Executive Summary

The Northern Hub region occupies a third of Australia. The annual production from land and water resources is estimated at $2.45 bn. In the chart below, pastoral and horticultural enterprises include those under Indigenous management and ownership. Indigenous management of country includes tourism, fire management for the carbon economy, ranger services, and traditional hunting and collecting.

Annual production of Northern Hub sectors

Annual production of Northern Hub sectors

Key Messages

Addressing resilience to climate variation and change is more meaningful than addressing resilience to drought in the Northern Hub region. Average temperatures have increased and will continue to rise. Cyclones, fire, flooding, and heat waves will become more intense. Central Australia will become more arid.

Indigenous management of country

The Hub has a large Indigenous community by population and land custodianship, who are the most susceptible to climate change. Rising temperatures will impact health, may limit tourism, and coastal wild food sources will diminish.

Pastoral

Low input, low output beef production is the dominant industry. Changes to pasture will reduce nutrition and increase fire risk.  Heat stress of livestock will reduce growth and reproduction rates. Supply chain disruptions from extreme weather events will increase.

Field crops & Horticulture

Plant water use efficiency will decline, and pathogens may increase.  Sowing windows will change.  Genetic adaptation to changing regional climates will require sophisticated breeding programs.  Extreme weather events will bring losses to yield and soils.

Forestry

Diversified sector with different products and value chains. Climate change impacts are not well understood.

Fisheries & Aquaculture

Fisheries are mostly sustainable, and aquaculture has strong growth potential. Net outcomes from climate change will be variable across species and perhaps subregions.

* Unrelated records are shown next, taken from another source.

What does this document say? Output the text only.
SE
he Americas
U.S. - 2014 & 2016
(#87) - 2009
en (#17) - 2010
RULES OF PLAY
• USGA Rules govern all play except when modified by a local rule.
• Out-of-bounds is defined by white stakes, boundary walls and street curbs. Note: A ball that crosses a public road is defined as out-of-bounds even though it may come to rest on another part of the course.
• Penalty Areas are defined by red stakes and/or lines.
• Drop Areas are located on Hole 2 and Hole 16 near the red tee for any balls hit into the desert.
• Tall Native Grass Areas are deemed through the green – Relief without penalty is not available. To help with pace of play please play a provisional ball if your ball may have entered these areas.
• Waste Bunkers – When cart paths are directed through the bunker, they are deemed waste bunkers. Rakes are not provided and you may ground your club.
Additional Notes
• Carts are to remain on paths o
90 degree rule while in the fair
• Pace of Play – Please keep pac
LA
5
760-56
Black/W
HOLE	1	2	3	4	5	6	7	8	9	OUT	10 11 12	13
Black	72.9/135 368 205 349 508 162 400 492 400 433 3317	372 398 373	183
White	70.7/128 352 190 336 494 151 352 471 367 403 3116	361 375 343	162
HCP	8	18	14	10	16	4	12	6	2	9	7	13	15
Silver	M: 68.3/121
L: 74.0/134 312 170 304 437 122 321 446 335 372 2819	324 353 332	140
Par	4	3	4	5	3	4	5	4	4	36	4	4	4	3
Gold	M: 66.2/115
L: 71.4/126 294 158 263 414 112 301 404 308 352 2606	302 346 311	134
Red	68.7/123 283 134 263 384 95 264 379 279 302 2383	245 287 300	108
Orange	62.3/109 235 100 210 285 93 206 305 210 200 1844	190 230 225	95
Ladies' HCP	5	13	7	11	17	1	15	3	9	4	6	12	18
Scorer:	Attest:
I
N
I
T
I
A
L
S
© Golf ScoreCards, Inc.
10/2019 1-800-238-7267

There are no programs in the Northern Hub region that explicitly address adaptation of primary industries to climate change. Hub nodes are well placed to establish extension, adoption, and commercialization clusters, but should adopt a rigorous co-design process within their subregion.

Markets have failed to fully provide extension and outreach services. Assistance for multidisciplinary peer to peer learning groups is advisable, as is direct funding of extension through Hub partners.